Even semi-automated approaches like Terraform modules, homegrown scripts or tagging policies often fall short. They still require discipline, manual reviews, and don’t enforce true governance at scale.
The Risks of Ungoverned Automation Sprawl
On the flip side, uncontrolled automation at the periphery—often driven by developers or teams seeking to bypass slow manual processes—creates its own set of problems. Without centralized governance, automation leads to:
- Untracked Identities: NHIs created outside of formal processes are often undocumented, making it impossible to track their purpose, ownership, or permissions.
- Over-Privileged Access: Automated scripts may grant excessive permissions by default, increasing the attack surface.
- Abandoned Identities: NHIs created for temporary or one-off purposes are often left active, becoming potential vulnerabilities.
- Credential Proliferation: Automated tools may generate and distribute credentials without proper rotation or vaulting, leading to unsecured secrets.

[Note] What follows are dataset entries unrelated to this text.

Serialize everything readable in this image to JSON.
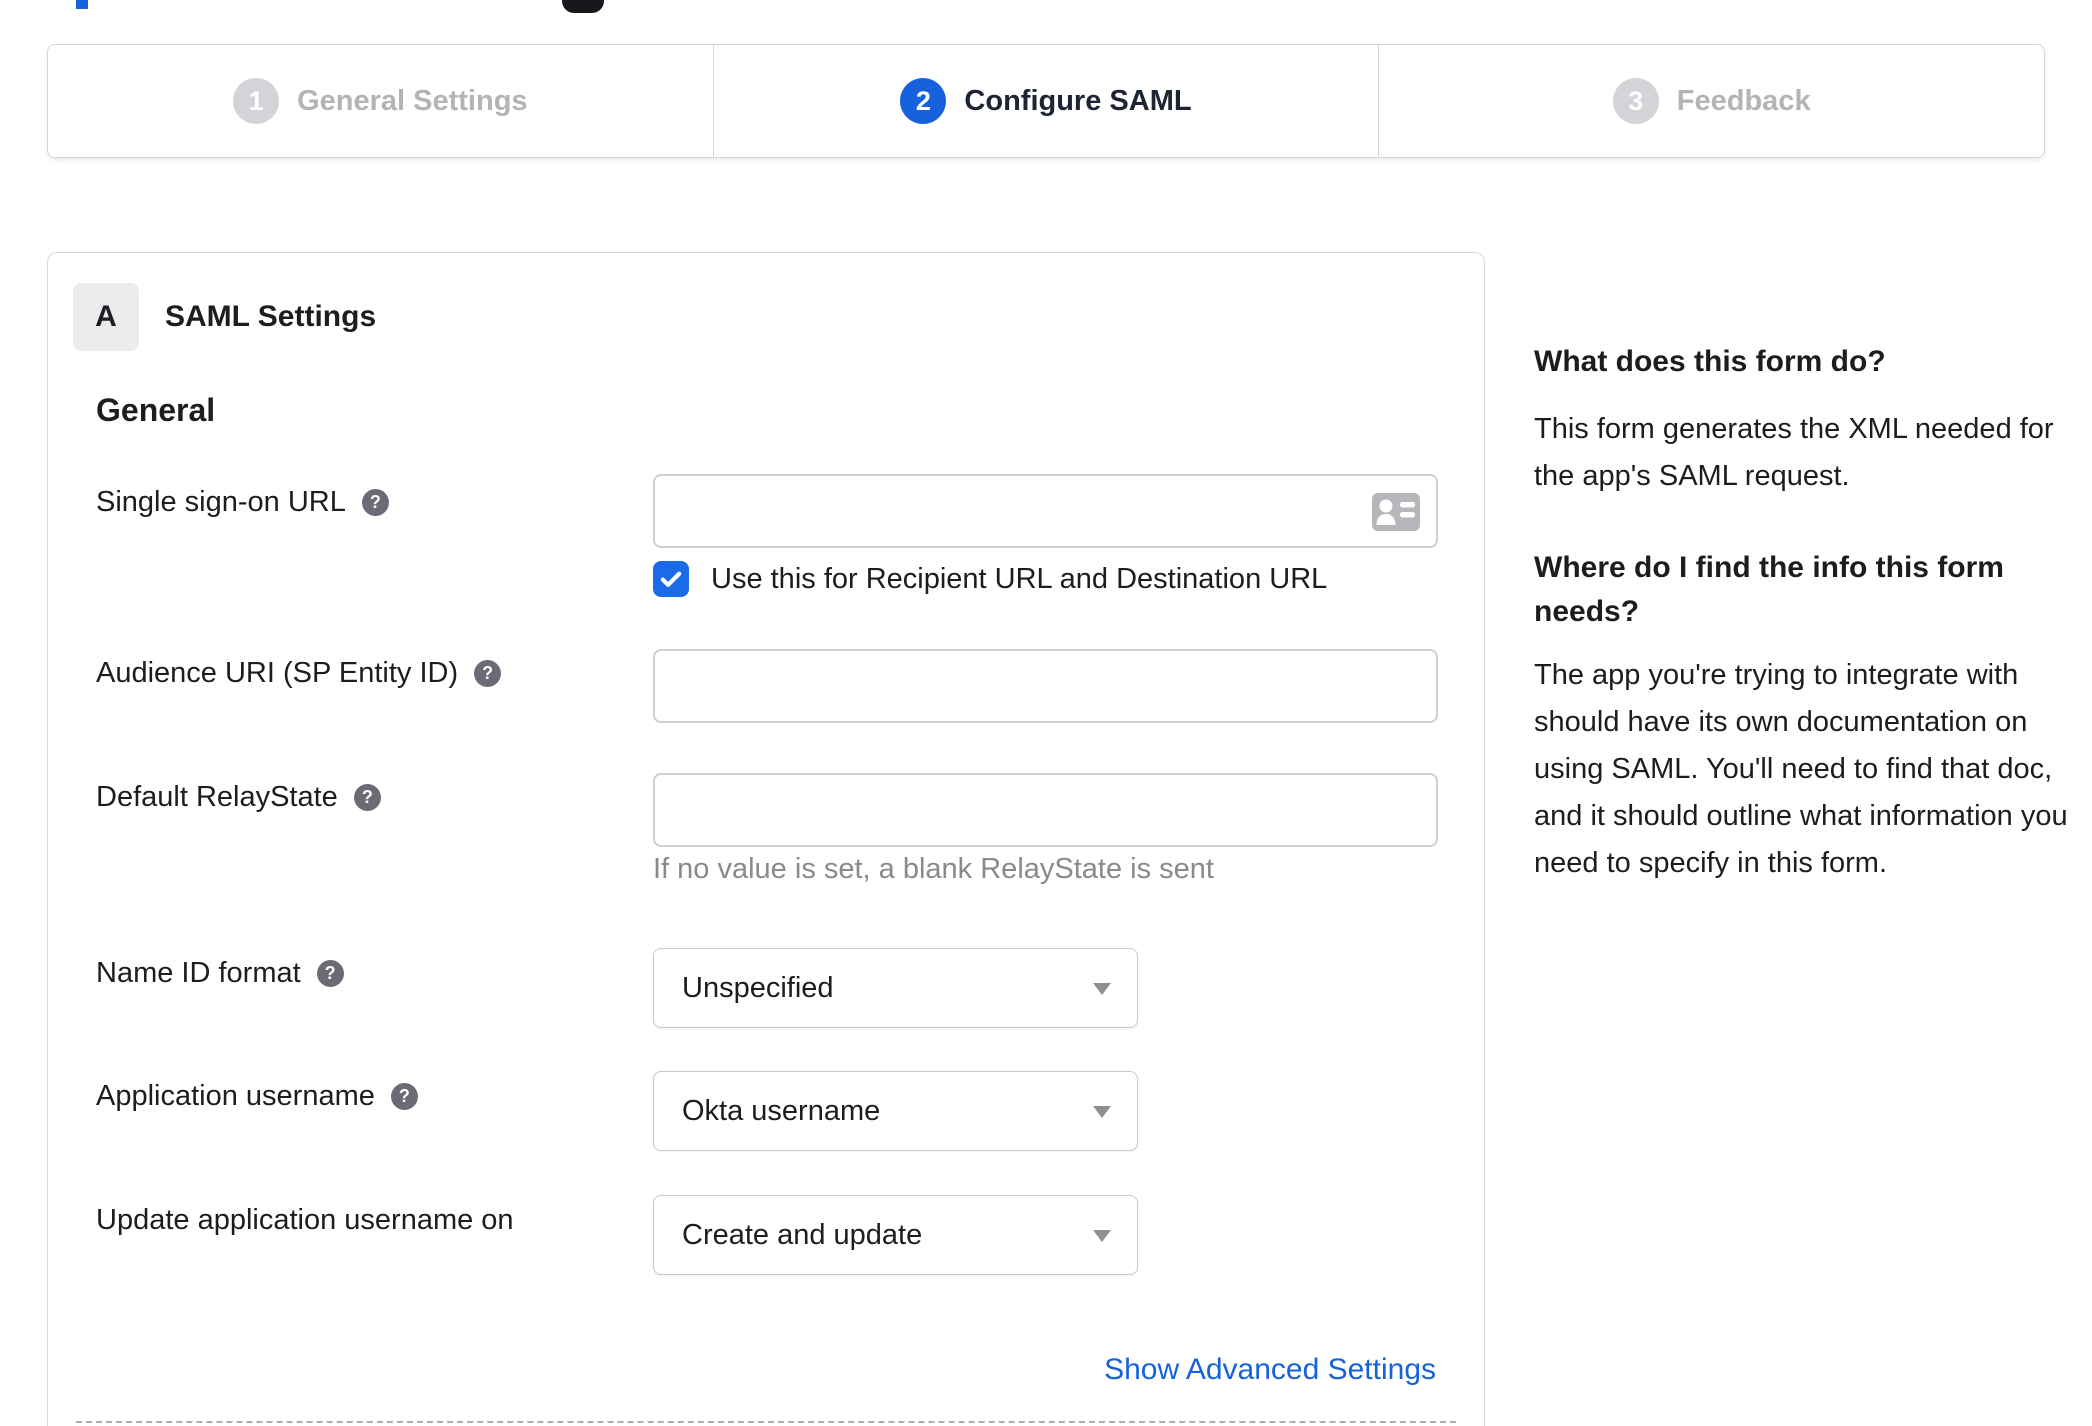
{
  "colors": {
    "accent": "#1662dd",
    "checkbox_blue": "#1a6bea",
    "inactive_step_gray": "#d4d4d8",
    "border_gray": "#d6d6da",
    "hint_gray": "#8a8a8e"
  },
  "stepper": {
    "steps": [
      {
        "number": "1",
        "label": "General Settings",
        "state": "inactive"
      },
      {
        "number": "2",
        "label": "Configure SAML",
        "state": "active"
      },
      {
        "number": "3",
        "label": "Feedback",
        "state": "inactive"
      }
    ]
  },
  "panel": {
    "section_badge": "A",
    "section_title": "SAML Settings",
    "group_title": "General",
    "fields": {
      "sso_url": {
        "label": "Single sign-on URL",
        "value": "",
        "has_help": true
      },
      "sso_checkbox": {
        "label": "Use this for Recipient URL and Destination URL",
        "checked": true
      },
      "audience_uri": {
        "label": "Audience URI (SP Entity ID)",
        "value": "",
        "has_help": true
      },
      "relay_state": {
        "label": "Default RelayState",
        "value": "",
        "has_help": true,
        "hint": "If no value is set, a blank RelayState is sent"
      },
      "name_id_format": {
        "label": "Name ID format",
        "value": "Unspecified",
        "has_help": true
      },
      "app_username": {
        "label": "Application username",
        "value": "Okta username",
        "has_help": true
      },
      "update_username": {
        "label": "Update application username on",
        "value": "Create and update",
        "has_help": false
      }
    },
    "advanced_link": "Show Advanced Settings"
  },
  "sidebar": {
    "sections": [
      {
        "heading": "What does this form do?",
        "body": "This form generates the XML needed for the app's SAML request."
      },
      {
        "heading": "Where do I find the info this form needs?",
        "body": "The app you're trying to integrate with should have its own documentation on using SAML. You'll need to find that doc, and it should outline what information you need to specify in this form."
      }
    ]
  }
}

This sprawl of ungoverned NHIs is particularly insidious because it often goes unnoticed until a security incident occurs.
What’s Next
Non-Human Identity Provisioning isn’t just an operational task—it’s a security priority. As the number of NHIs continues to grow, organizations must address both the inefficiencies of manual processes and the risks of uncontrolled automation. A robust NHI provisioning strategy should:
- Automate with Governance: Streamline provisioning with automated workflows that enforce policies, assign ownership, and ensure least-privileged access.
- Centralize Oversight: Provide visibility into all NHIs, regardless of how they’re created, to prevent sprawl and ensure accountability.
- Integrate Security: Embed credential rotation, vaulting, and monitoring into the provisioning process to minimize risks.
- Scale Efficiently: Support the growing volume of NHIs across hybrid and multi-cloud environments without adding overhead.